WSIs are too large to process at once, so the images are tiled. To reduce tile‑boundary artifacts, the authors employ spatial‑shift augmentation during training and, at inference time, evaluate each tile under multiple overlapping shifts. The soft‑max outputs from the different shifts are averaged for every pixel, which smooths predictions across tile borders and improves overall segmentation consistency.
The framework was evaluated on mouse liver WSIs that contain both the annotated common lesions (in‑distribution, ID) and several rare lesions that were not present in the training set (OOD). Performance was measured with an extended confusion matrix that distinguishes healthy tissue, known lesions, and unknown lesions. The results are striking: the pixel‑wise segmentation accuracy exceeds 94 % for the known classes, and the class‑aware Mahalanobis detector achieves an overall FNR of only 0.16 % (i.e., only 0.16 % of pathological pixels are missed) and an FPR of 0.35 % (i.e., only 0.35 % of healthy pixels are falsely flagged). Compared with standard OOD methods such as Maximum Softmax Probability, Energy‑based scoring, ODIN, and others, the proposed approach shows markedly higher sensitivity, especially for subtle lesions where the feature distributions of healthy and diseased tissue overlap.

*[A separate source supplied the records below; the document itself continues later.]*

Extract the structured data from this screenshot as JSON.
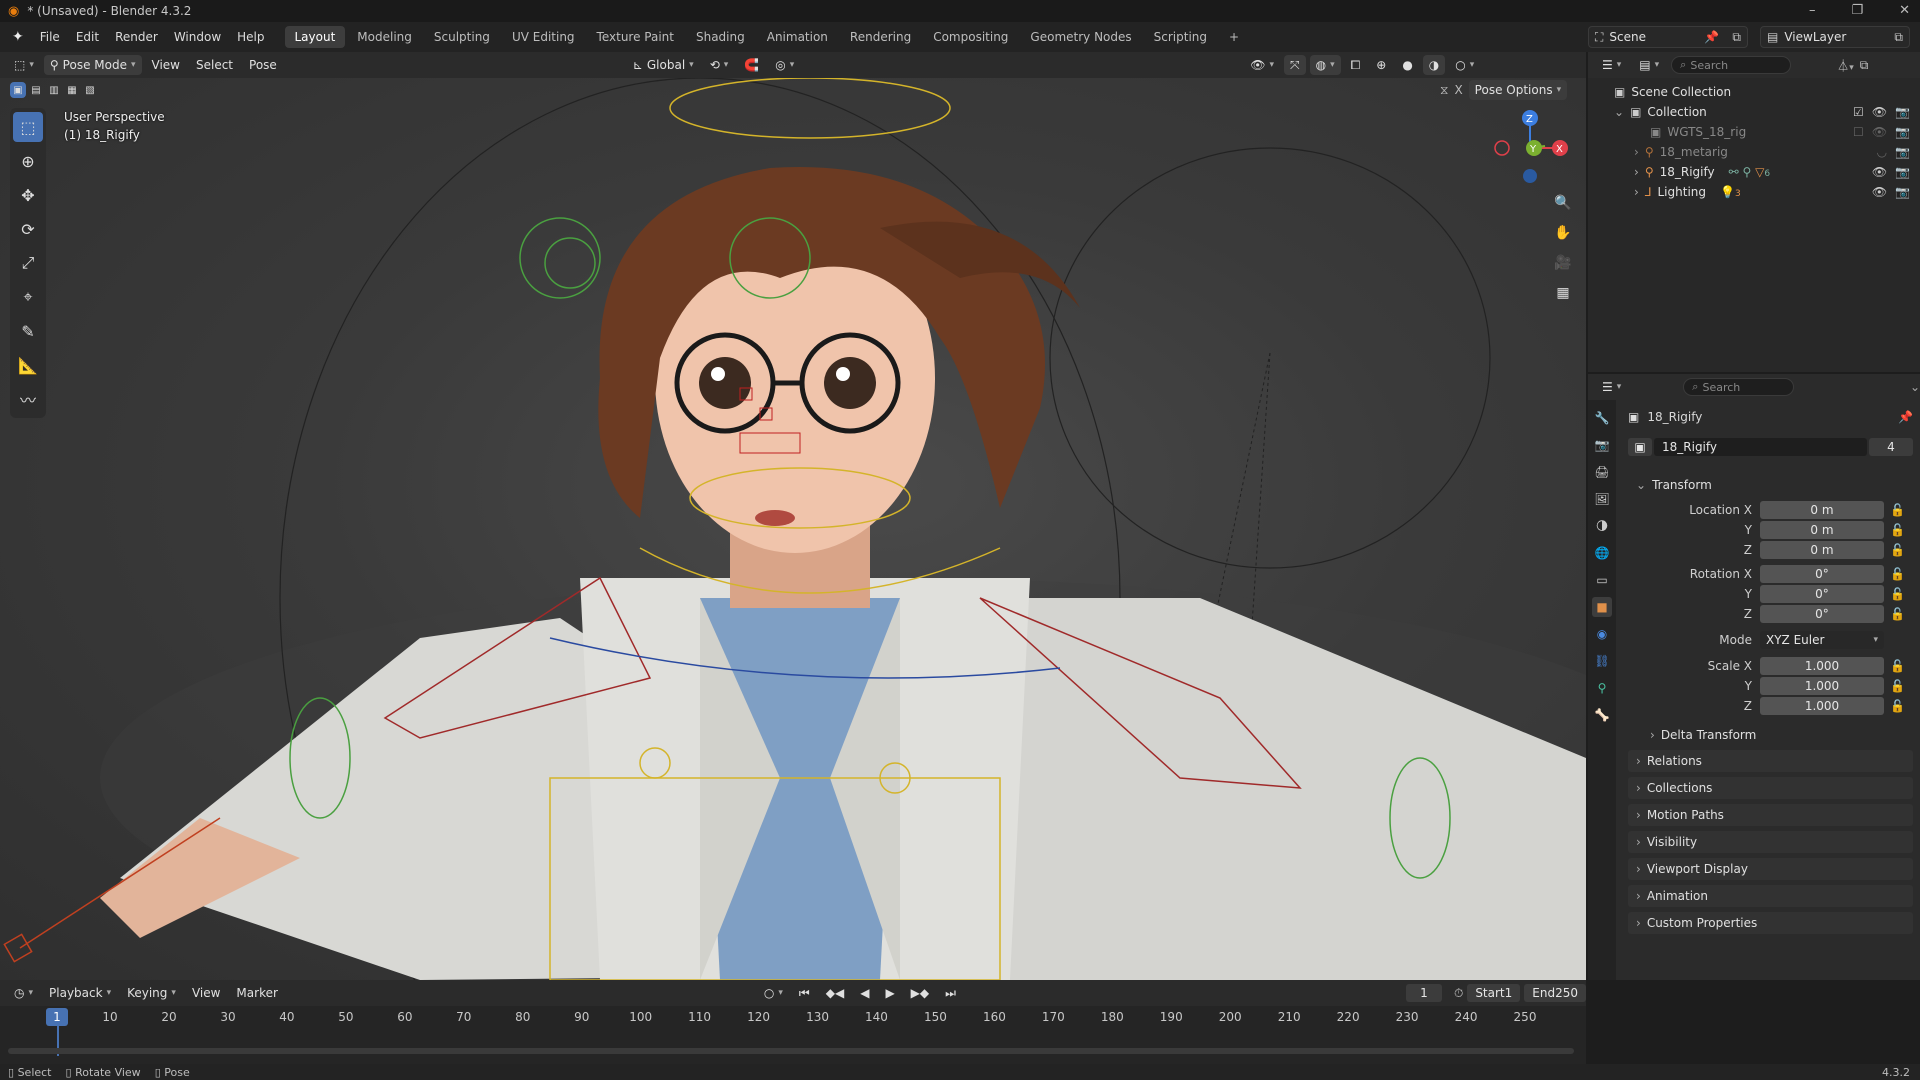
{
  "window": {
    "title": "* (Unsaved) - Blender 4.3.2"
  },
  "menu": {
    "items": [
      "File",
      "Edit",
      "Render",
      "Window",
      "Help"
    ]
  },
  "workspaces": {
    "tabs": [
      "Layout",
      "Modeling",
      "Sculpting",
      "UV Editing",
      "Texture Paint",
      "Shading",
      "Animation",
      "Rendering",
      "Compositing",
      "Geometry Nodes",
      "Scripting"
    ],
    "active": "Layout",
    "add": "+"
  },
  "scene": {
    "label": "Scene",
    "viewlayer": "ViewLayer"
  },
  "viewport_header": {
    "mode": "Pose Mode",
    "menus": [
      "View",
      "Select",
      "Pose"
    ],
    "orientation": "Global",
    "pose_options": "Pose Options"
  },
  "viewport": {
    "perspective": "User Perspective",
    "object": "(1) 18_Rigify",
    "gizmo": {
      "x": "X",
      "y": "Y",
      "z": "Z"
    }
  },
  "outliner": {
    "search_placeholder": "Search",
    "rows": [
      {
        "label": "Scene Collection"
      },
      {
        "label": "Collection"
      },
      {
        "label": "WGTS_18_rig"
      },
      {
        "label": "18_metarig"
      },
      {
        "label": "18_Rigify"
      },
      {
        "label": "Lighting"
      }
    ],
    "badge_rigify": "6",
    "badge_lighting": "3"
  },
  "properties": {
    "search_placeholder": "Search",
    "object_name": "18_Rigify",
    "datablock_name": "18_Rigify",
    "users": "4",
    "transform_label": "Transform",
    "location": {
      "label": "Location X",
      "y_label": "Y",
      "z_label": "Z",
      "x": "0 m",
      "y": "0 m",
      "z": "0 m"
    },
    "rotation": {
      "label": "Rotation X",
      "y_label": "Y",
      "z_label": "Z",
      "x": "0°",
      "y": "0°",
      "z": "0°"
    },
    "mode": {
      "label": "Mode",
      "value": "XYZ Euler"
    },
    "scale": {
      "label": "Scale X",
      "y_label": "Y",
      "z_label": "Z",
      "x": "1.000",
      "y": "1.000",
      "z": "1.000"
    },
    "delta": "Delta Transform",
    "panels": [
      "Relations",
      "Collections",
      "Motion Paths",
      "Visibility",
      "Viewport Display",
      "Animation",
      "Custom Properties"
    ]
  },
  "timeline": {
    "menus": [
      "Playback",
      "Keying",
      "View",
      "Marker"
    ],
    "current_frame": "1",
    "start_label": "Start",
    "start": "1",
    "end_label": "End",
    "end": "250",
    "ruler": [
      "10",
      "20",
      "30",
      "40",
      "50",
      "60",
      "70",
      "80",
      "90",
      "100",
      "110",
      "120",
      "130",
      "140",
      "150",
      "160",
      "170",
      "180",
      "190",
      "200",
      "210",
      "220",
      "230",
      "240",
      "250"
    ],
    "playhead": "1"
  },
  "statusbar": {
    "items": [
      "Select",
      "Rotate View",
      "Pose"
    ],
    "version": "4.3.2"
  },
  "colors": {
    "accent": "#4772b3",
    "header": "#2b2b2b",
    "viewport": "#3a3a3a",
    "x_axis": "#e0404a",
    "y_axis": "#7bb030",
    "z_axis": "#3c7ee0"
  }
}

The authors discuss three main contributions. First, they demonstrate that a large foundation model can be efficiently adapted to a specialized histopathology task with minimal labeled data by using LoRA. Second, they show that class‑specific Mahalanobis thresholds substantially improve the discrimination between normal and abnormal tissue, enabling simultaneous detection of known lesion types and previously unseen toxicological changes within a single unified map. Third, they provide a practical, scalable pipeline that can be integrated into preclinical toxicology workflows as a secondary safety layer or an early‑screening tool during efficacy studies, potentially reducing late‑stage attrition and accelerating drug development.

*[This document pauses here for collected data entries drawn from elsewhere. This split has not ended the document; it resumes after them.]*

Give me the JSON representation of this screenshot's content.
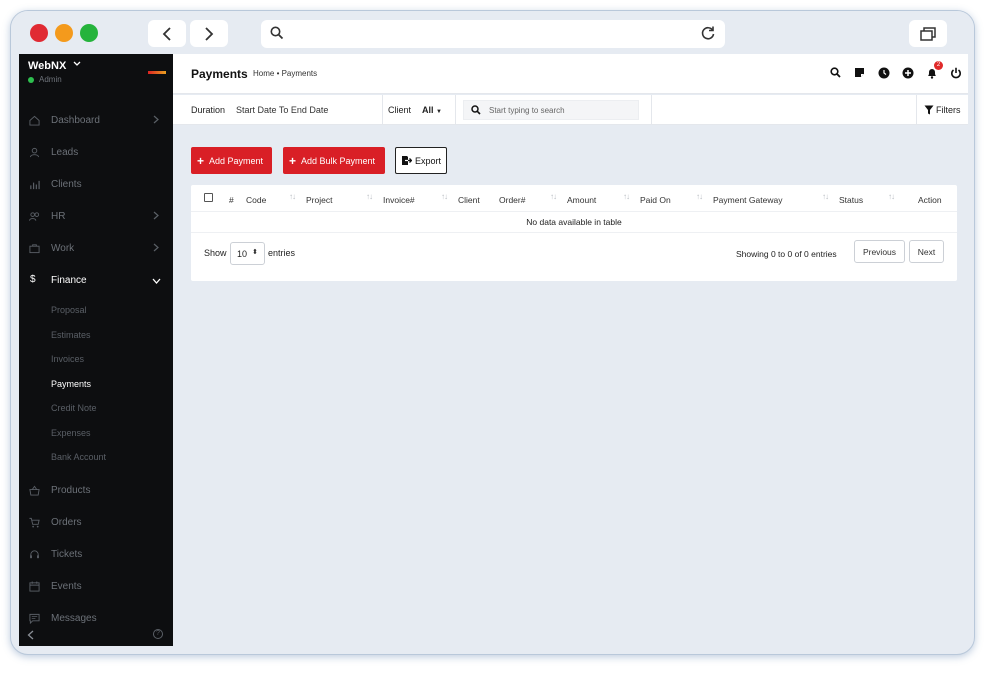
{
  "browser": {
    "icons": [
      "back-arrow-icon",
      "forward-arrow-icon",
      "search-icon",
      "reload-icon",
      "tabs-icon"
    ]
  },
  "sidebar": {
    "brand": "WebNX",
    "role": "Admin",
    "items": [
      {
        "label": "Dashboard",
        "icon": "home-icon",
        "has_arrow": true
      },
      {
        "label": "Leads",
        "icon": "user-icon",
        "has_arrow": false
      },
      {
        "label": "Clients",
        "icon": "chart-icon",
        "has_arrow": false
      },
      {
        "label": "HR",
        "icon": "users-icon",
        "has_arrow": true
      },
      {
        "label": "Work",
        "icon": "briefcase-icon",
        "has_arrow": true
      },
      {
        "label": "Finance",
        "icon": "dollar-icon",
        "has_arrow": true,
        "expanded": true
      }
    ],
    "finance_sub": [
      "Proposal",
      "Estimates",
      "Invoices",
      "Payments",
      "Credit Note",
      "Expenses",
      "Bank Account"
    ],
    "active_sub": "Payments",
    "items_after": [
      {
        "label": "Products",
        "icon": "basket-icon"
      },
      {
        "label": "Orders",
        "icon": "cart-icon"
      },
      {
        "label": "Tickets",
        "icon": "headset-icon"
      },
      {
        "label": "Events",
        "icon": "calendar-icon"
      },
      {
        "label": "Messages",
        "icon": "message-icon"
      }
    ]
  },
  "header": {
    "title": "Payments",
    "breadcrumb": "Home • Payments",
    "icons": [
      "search-icon",
      "note-icon",
      "clock-icon",
      "plus-circle-icon",
      "bell-icon",
      "power-icon"
    ],
    "notification_count": "2"
  },
  "filters": {
    "duration_label": "Duration",
    "duration_value": "Start Date To End Date",
    "client_label": "Client",
    "client_value": "All",
    "search_placeholder": "Start typing to search",
    "filters_label": "Filters"
  },
  "actions": {
    "add_payment": "Add Payment",
    "add_bulk_payment": "Add Bulk Payment",
    "export": "Export"
  },
  "table": {
    "columns": [
      "#",
      "Code",
      "Project",
      "Invoice#",
      "Client",
      "Order#",
      "Amount",
      "Paid On",
      "Payment Gateway",
      "Status",
      "Action"
    ],
    "empty_message": "No data available in table",
    "show_label": "Show",
    "page_length": "10",
    "entries_label": "entries",
    "info": "Showing 0 to 0 of 0 entries",
    "previous": "Previous",
    "next": "Next"
  },
  "colors": {
    "accent": "#d91f26",
    "sidebar_bg": "#0d0e10",
    "page_bg": "#e6ebf2"
  }
}
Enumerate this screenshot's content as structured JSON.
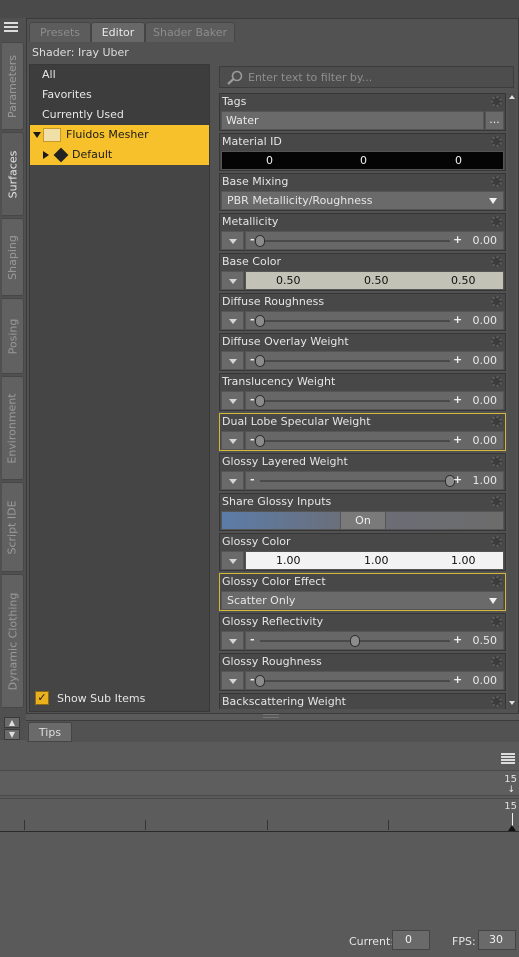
{
  "tabs_vertical": [
    "Parameters",
    "Surfaces",
    "Shaping",
    "Posing",
    "Environment",
    "Script IDE",
    "Dynamic Clothing"
  ],
  "tabs_horizontal": [
    "Presets",
    "Editor",
    "Shader Baker"
  ],
  "shader_label": "Shader: Iray Uber",
  "list": {
    "items": [
      "All",
      "Favorites",
      "Currently Used"
    ],
    "tree_root": "Fluidos Mesher",
    "tree_child": "Default",
    "show_sub_items": "Show Sub Items"
  },
  "filter": {
    "placeholder": "Enter text to filter by..."
  },
  "props": {
    "tags": {
      "label": "Tags",
      "value": "Water",
      "browse": "..."
    },
    "material_id": {
      "label": "Material ID",
      "values": [
        "0",
        "0",
        "0"
      ]
    },
    "base_mixing": {
      "label": "Base Mixing",
      "value": "PBR Metallicity/Roughness"
    },
    "metallicity": {
      "label": "Metallicity",
      "value": "0.00",
      "level": 0.0
    },
    "base_color": {
      "label": "Base Color",
      "values": [
        "0.50",
        "0.50",
        "0.50"
      ]
    },
    "diffuse_roughness": {
      "label": "Diffuse Roughness",
      "value": "0.00",
      "level": 0.0
    },
    "diffuse_overlay": {
      "label": "Diffuse Overlay Weight",
      "value": "0.00",
      "level": 0.0
    },
    "translucency": {
      "label": "Translucency Weight",
      "value": "0.00",
      "level": 0.0
    },
    "dual_lobe": {
      "label": "Dual Lobe Specular Weight",
      "value": "0.00",
      "level": 0.0
    },
    "glossy_layered": {
      "label": "Glossy Layered Weight",
      "value": "1.00",
      "level": 1.0
    },
    "share_glossy": {
      "label": "Share Glossy Inputs",
      "value": "On"
    },
    "glossy_color": {
      "label": "Glossy Color",
      "values": [
        "1.00",
        "1.00",
        "1.00"
      ]
    },
    "glossy_color_effect": {
      "label": "Glossy Color Effect",
      "value": "Scatter Only"
    },
    "glossy_reflectivity": {
      "label": "Glossy Reflectivity",
      "value": "0.50",
      "level": 0.5
    },
    "glossy_roughness": {
      "label": "Glossy Roughness",
      "value": "0.00",
      "level": 0.0
    },
    "backscattering": {
      "label": "Backscattering Weight"
    }
  },
  "tips_tab": "Tips",
  "timeline": {
    "end_frame_top": "15",
    "end_frame_bottom": "15",
    "current_label": "Current:",
    "current_value": "0",
    "fps_label": "FPS:",
    "fps_value": "30"
  }
}
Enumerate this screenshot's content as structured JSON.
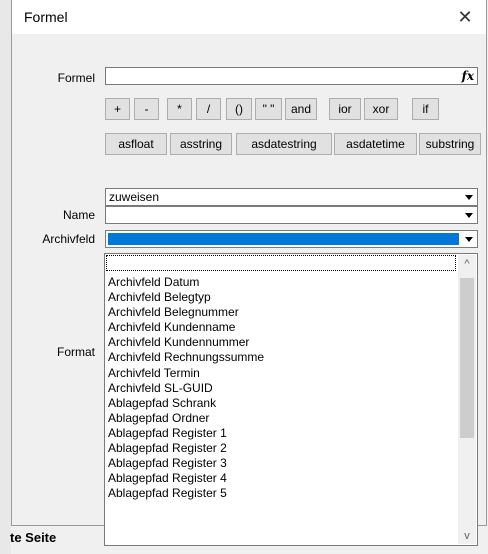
{
  "dialog": {
    "title": "Formel"
  },
  "labels": {
    "formel": "Formel",
    "name": "Name",
    "archivfeld": "Archivfeld",
    "format": "Format"
  },
  "formel": {
    "value": ""
  },
  "operators": [
    "+",
    "-",
    "*",
    "/",
    "()",
    "\" \"",
    "and",
    "ior",
    "xor",
    "if"
  ],
  "functions": [
    "asfloat",
    "asstring",
    "asdatestring",
    "asdatetime",
    "substring"
  ],
  "combos": {
    "zuweisen": "zuweisen",
    "name": "",
    "archivfeld": ""
  },
  "dropdown": {
    "items": [
      "Archivfeld Datum",
      "Archivfeld Belegtyp",
      "Archivfeld Belegnummer",
      "Archivfeld Kundenname",
      "Archivfeld Kundennummer",
      "Archivfeld Rechnungssumme",
      "Archivfeld Termin",
      "Archivfeld SL-GUID",
      "Ablagepfad Schrank",
      "Ablagepfad Ordner",
      "Ablagepfad Register  1",
      "Ablagepfad Register  2",
      "Ablagepfad Register  3",
      "Ablagepfad Register  4",
      "Ablagepfad Register  5"
    ]
  },
  "background": {
    "bottom_label": "te Seite"
  },
  "colors": {
    "selection": "#0078d7",
    "dialog_bg": "#f0f0f0"
  }
}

Future directions include validation on multi‑institutional datasets, extension to other organs (e.g., heart, kidney) and to human tissue, incorporation of explainability techniques to increase pathologist trust, and further model compression for real‑time deployment. Overall, the paper offers a compelling solution that bridges the gap between state‑of‑the‑art computer‑vision research and the concrete needs of pharmaceutical toxicology, delivering high‑precision, pixel‑level anomaly detection without requiring exhaustive annotation of every possible pathology.